The Government Institutions Pension Fund (GIPF) has paid out N$20 billion in the last five years to its beneficiaries, Prime Minister Saara Kuugongelwa-Amadhila has revealed.
The Fund provides retirement and ancillary benefits to approximately 98,000 members of the civil service and others serving in public institutions.
“The Fund also provides monthly annuity payments to over 48,000 annuitants who are pensioners and or dependents of former members, who rely on this monthly income to sustain their livelihoods,” she said in her address at the launch of the GIPF strategic plan for the 2023-2026 period on Wednesday.
The Prime Minister said the Fund has invested about 50% of its Fund value in Namibia, equating to approximately N$75 billion.
Kuugongelwa-Amadhila said the investment makes the GIPF the largest investor in the Namibian economy, and also compliant with the Pension Fund Act and Regulation.
“I am glad to note that the Fund is a catalyst of growth of our economy, bringing an investor in infrastructure, housing, renewable energy and other strategic sectors of our economy, and its investments provide financial and social returns to Namibia.
“I am informed that in terms of the GIPF 2023-2026 corporate strategy, the Fund has set itself out to be a member-focused and globally leading Pension Fund, under the theme “deepening our strategy towards member centricity” the Premier added.
Meanwhile, GIPF changed its five-year strategic plan to a three-year plan for the period of 2023-2026 in a bid to mitigate the external volatility of international markets and their influences.

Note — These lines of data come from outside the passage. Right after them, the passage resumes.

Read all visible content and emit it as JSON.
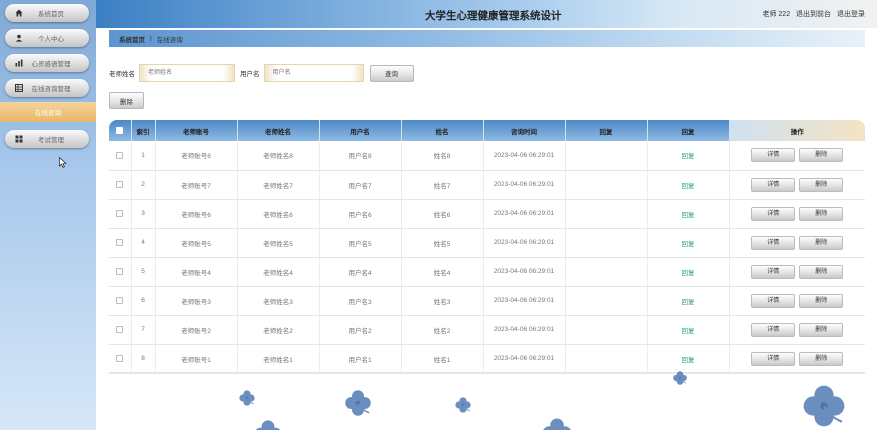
{
  "app": {
    "title": "大学生心理健康管理系统设计"
  },
  "header": {
    "user_label": "老师 222",
    "back_label": "退出到前台",
    "logout_label": "退出登录"
  },
  "sidebar": {
    "items": [
      {
        "label": "系统首页",
        "icon": "home-icon"
      },
      {
        "label": "个人中心",
        "icon": "person-icon"
      },
      {
        "label": "心灵感语管理",
        "icon": "chart-icon"
      },
      {
        "label": "在线咨询管理",
        "icon": "grid-icon"
      },
      {
        "label": "在线咨询",
        "active": true
      },
      {
        "label": "考试管理",
        "icon": "apps-icon"
      }
    ]
  },
  "breadcrumb": {
    "home": "系统首页",
    "separator": "|",
    "current": "在线咨询"
  },
  "search": {
    "teacher_name_label": "老师姓名",
    "teacher_name_placeholder": "老师姓名",
    "username_label": "用户名",
    "username_placeholder": "用户名",
    "search_button": "查询"
  },
  "toolbar": {
    "delete_label": "删除"
  },
  "table": {
    "headers": [
      "索引",
      "老师账号",
      "老师姓名",
      "用户名",
      "姓名",
      "咨询时间",
      "回复",
      "回复",
      "操作"
    ],
    "rows": [
      {
        "index": "1",
        "teacher_account": "老师账号8",
        "teacher_name": "老师姓名8",
        "username": "用户名8",
        "name": "姓名8",
        "time": "2023-04-06 06:29:01",
        "reply_text": "",
        "reply_action": "回复",
        "detail": "详情",
        "delete": "删除"
      },
      {
        "index": "2",
        "teacher_account": "老师账号7",
        "teacher_name": "老师姓名7",
        "username": "用户名7",
        "name": "姓名7",
        "time": "2023-04-06 06:29:01",
        "reply_text": "",
        "reply_action": "回复",
        "detail": "详情",
        "delete": "删除"
      },
      {
        "index": "3",
        "teacher_account": "老师账号6",
        "teacher_name": "老师姓名6",
        "username": "用户名6",
        "name": "姓名6",
        "time": "2023-04-06 06:29:01",
        "reply_text": "",
        "reply_action": "回复",
        "detail": "详情",
        "delete": "删除"
      },
      {
        "index": "4",
        "teacher_account": "老师账号5",
        "teacher_name": "老师姓名5",
        "username": "用户名5",
        "name": "姓名5",
        "time": "2023-04-06 06:29:01",
        "reply_text": "",
        "reply_action": "回复",
        "detail": "详情",
        "delete": "删除"
      },
      {
        "index": "5",
        "teacher_account": "老师账号4",
        "teacher_name": "老师姓名4",
        "username": "用户名4",
        "name": "姓名4",
        "time": "2023-04-06 06:29:01",
        "reply_text": "",
        "reply_action": "回复",
        "detail": "详情",
        "delete": "删除"
      },
      {
        "index": "6",
        "teacher_account": "老师账号3",
        "teacher_name": "老师姓名3",
        "username": "用户名3",
        "name": "姓名3",
        "time": "2023-04-06 06:29:01",
        "reply_text": "",
        "reply_action": "回复",
        "detail": "详情",
        "delete": "删除"
      },
      {
        "index": "7",
        "teacher_account": "老师账号2",
        "teacher_name": "老师姓名2",
        "username": "用户名2",
        "name": "姓名2",
        "time": "2023-04-06 06:29:01",
        "reply_text": "",
        "reply_action": "回复",
        "detail": "详情",
        "delete": "删除"
      },
      {
        "index": "8",
        "teacher_account": "老师账号1",
        "teacher_name": "老师姓名1",
        "username": "用户名1",
        "name": "姓名1",
        "time": "2023-04-06 06:29:01",
        "reply_text": "",
        "reply_action": "回复",
        "detail": "详情",
        "delete": "删除"
      }
    ]
  },
  "colors": {
    "accent_blue": "#4d88c8",
    "active_menu": "#e9b665",
    "reply_green": "#2aa05a",
    "flower_blue": "#6a8fbf"
  }
}
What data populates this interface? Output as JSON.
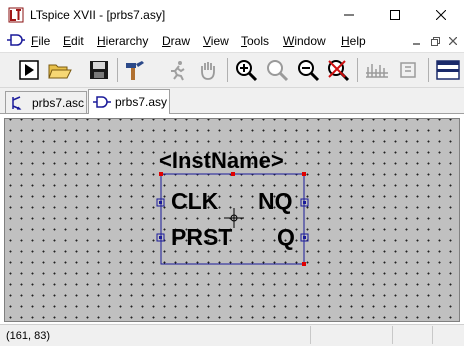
{
  "window": {
    "title": "LTspice XVII - [prbs7.asy]"
  },
  "menu": {
    "items": [
      {
        "label": "File",
        "key": "F",
        "rest": "ile"
      },
      {
        "label": "Edit",
        "key": "E",
        "rest": "dit"
      },
      {
        "label": "Hierarchy",
        "key": "H",
        "rest": "ierarchy"
      },
      {
        "label": "Draw",
        "key": "D",
        "rest": "raw"
      },
      {
        "label": "View",
        "key": "V",
        "rest": "iew"
      },
      {
        "label": "Tools",
        "key": "T",
        "rest": "ools"
      },
      {
        "label": "Window",
        "key": "W",
        "rest": "indow"
      },
      {
        "label": "Help",
        "key": "H",
        "rest": "elp"
      }
    ]
  },
  "toolbar": {
    "icons": [
      "run-icon",
      "open-icon",
      "save-icon",
      "hammer-icon",
      "run-man-icon",
      "pan-hand-icon",
      "zoom-in-icon",
      "zoom-fit-icon",
      "zoom-out-icon",
      "zoom-cancel-icon",
      "control-panel-icon",
      "spice-directive-icon",
      "tile-windows-icon"
    ]
  },
  "tabs": [
    {
      "label": "prbs7.asc",
      "active": false
    },
    {
      "label": "prbs7.asy",
      "active": true
    }
  ],
  "symbol": {
    "inst_name": "<InstName>",
    "pins": {
      "clk": "CLK",
      "nq": "NQ",
      "prst": "PRST",
      "q": "Q"
    }
  },
  "status": {
    "coords": "(161, 83)"
  },
  "colors": {
    "canvas_bg": "#c0c0c0",
    "symbol_line": "#1a1a9a",
    "handle": "#e00000",
    "pin_box": "#1a1a9a"
  }
}
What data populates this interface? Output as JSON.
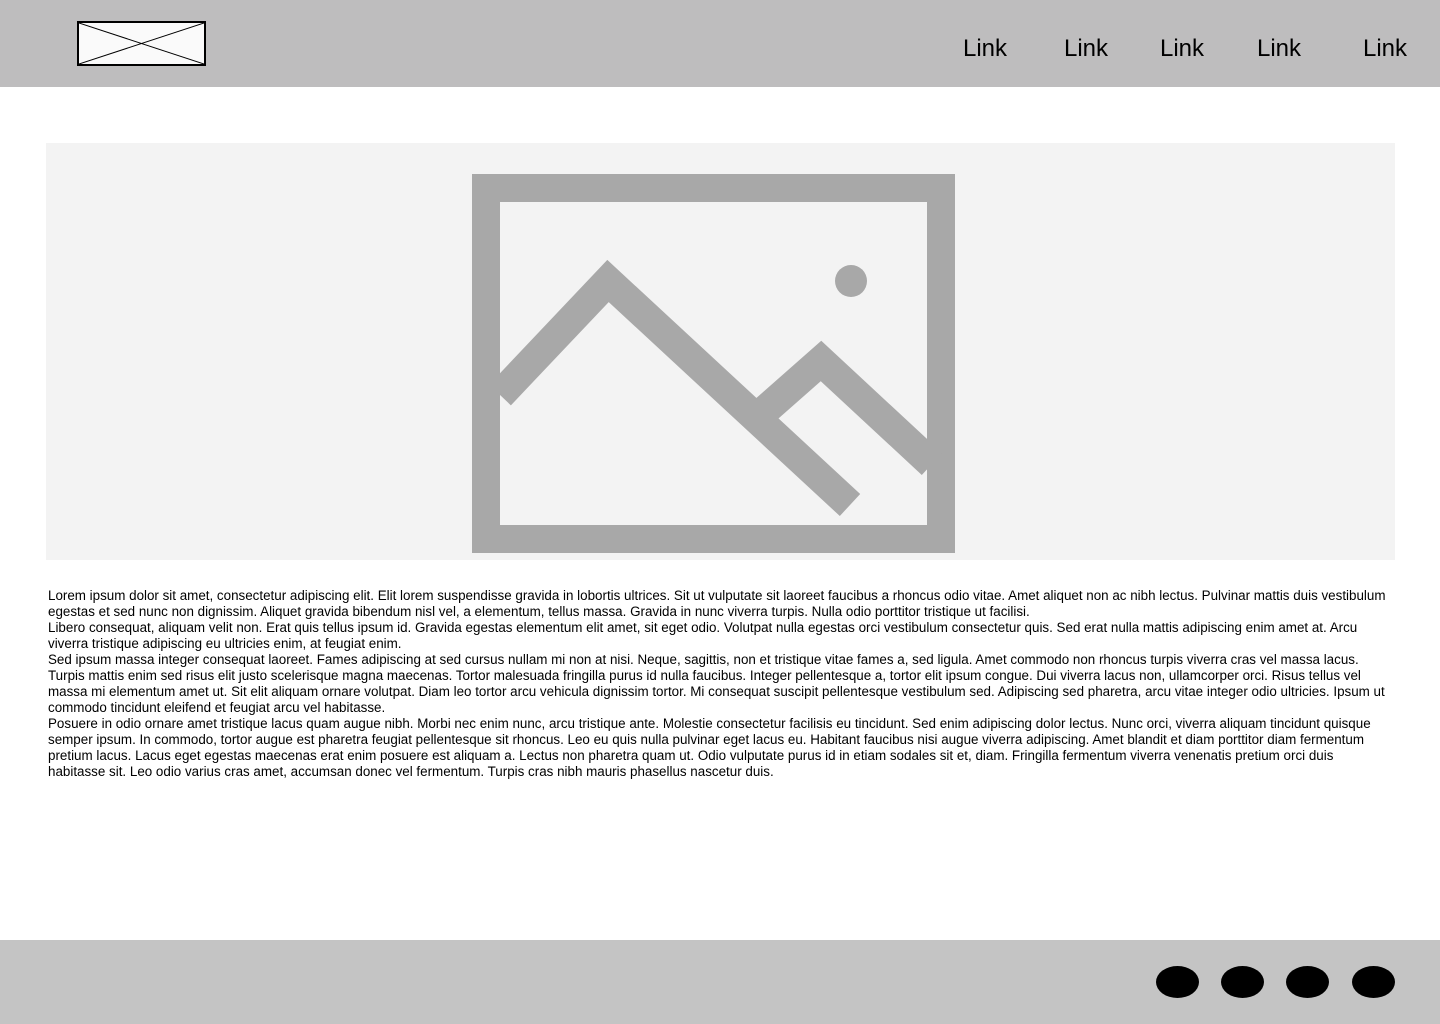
{
  "header": {
    "logo_icon": "logo-placeholder-icon",
    "nav_links": [
      "Link",
      "Link",
      "Link",
      "Link",
      "Link"
    ]
  },
  "hero": {
    "icon": "image-placeholder-icon",
    "background_color": "#f3f3f3",
    "icon_color": "#a8a8a8"
  },
  "content": {
    "paragraphs": [
      "Lorem ipsum dolor sit amet, consectetur adipiscing elit. Elit lorem suspendisse gravida in lobortis ultrices. Sit ut vulputate sit laoreet faucibus a rhoncus odio vitae. Amet aliquet non ac nibh lectus. Pulvinar mattis duis vestibulum egestas et sed nunc non dignissim. Aliquet gravida bibendum nisl vel, a elementum, tellus massa. Gravida in nunc viverra turpis. Nulla odio porttitor tristique ut facilisi.",
      "Libero consequat, aliquam velit non. Erat quis tellus ipsum id. Gravida egestas elementum elit amet, sit eget odio. Volutpat nulla egestas orci vestibulum consectetur quis. Sed erat nulla mattis adipiscing enim amet at. Arcu viverra tristique adipiscing eu ultricies enim, at feugiat enim.",
      "Sed ipsum massa integer consequat laoreet. Fames adipiscing at sed cursus nullam mi non at nisi. Neque, sagittis, non et tristique vitae fames a, sed ligula. Amet commodo non rhoncus turpis viverra cras vel massa lacus. Turpis mattis enim sed risus elit justo scelerisque magna maecenas. Tortor malesuada fringilla purus id nulla faucibus. Integer pellentesque a, tortor elit ipsum congue. Dui viverra lacus non, ullamcorper orci. Risus tellus vel massa mi elementum amet ut. Sit elit aliquam ornare volutpat. Diam leo tortor arcu vehicula dignissim tortor. Mi consequat suscipit pellentesque vestibulum sed. Adipiscing sed pharetra, arcu vitae integer odio ultricies. Ipsum ut commodo tincidunt eleifend et feugiat arcu vel habitasse.",
      "Posuere in odio ornare amet tristique lacus quam augue nibh. Morbi nec enim nunc, arcu tristique ante. Molestie consectetur facilisis eu tincidunt. Sed enim adipiscing dolor lectus. Nunc orci, viverra aliquam tincidunt quisque semper ipsum. In commodo, tortor augue est pharetra feugiat pellentesque sit rhoncus. Leo eu quis nulla pulvinar eget lacus eu. Habitant faucibus nisi augue viverra adipiscing. Amet blandit et diam porttitor diam fermentum pretium lacus. Lacus eget egestas maecenas erat enim posuere est aliquam a. Lectus non pharetra quam ut. Odio vulputate purus id in etiam sodales sit et, diam. Fringilla fermentum viverra venenatis pretium orci duis habitasse sit. Leo odio varius cras amet, accumsan donec vel fermentum. Turpis cras nibh mauris phasellus nascetur duis."
    ]
  },
  "footer": {
    "social_icons": [
      "social-icon-1",
      "social-icon-2",
      "social-icon-3",
      "social-icon-4"
    ]
  },
  "colors": {
    "header_bg": "#bebdbe",
    "footer_bg": "#c4c4c4",
    "text": "#000000"
  }
}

During an analysis of key source documents, Desmond Nikanor, the Manager for strategy at GIPF highlighted some of the 14 strategic issues.
“Benefit adequacy benefit design, member and stakeholder engagement and satisfaction, liquidity profile for the medium to long term, firm readiness, cost to serve methodology, organisational culture, maintenance and management funding level, digital transformation and automation, ethics institutionalisation, optimal utility of internal staff capacity, FIM implementation and compliance, financial analytics and modeling,” he noted.
Furthermore, he said two of these key strategic issues were identified as cross-cutting issues that shall underpin the pillars of the strategic plan, member centricity and shared value.
Nikanor said “the 14 key strategic issues were grouped into four thematic areas which informed the formulation of the GIPF strategic pillars namely; member centricity, sustainability, outcomes-based governance, risk and compliance, and organisational and employee capacity”.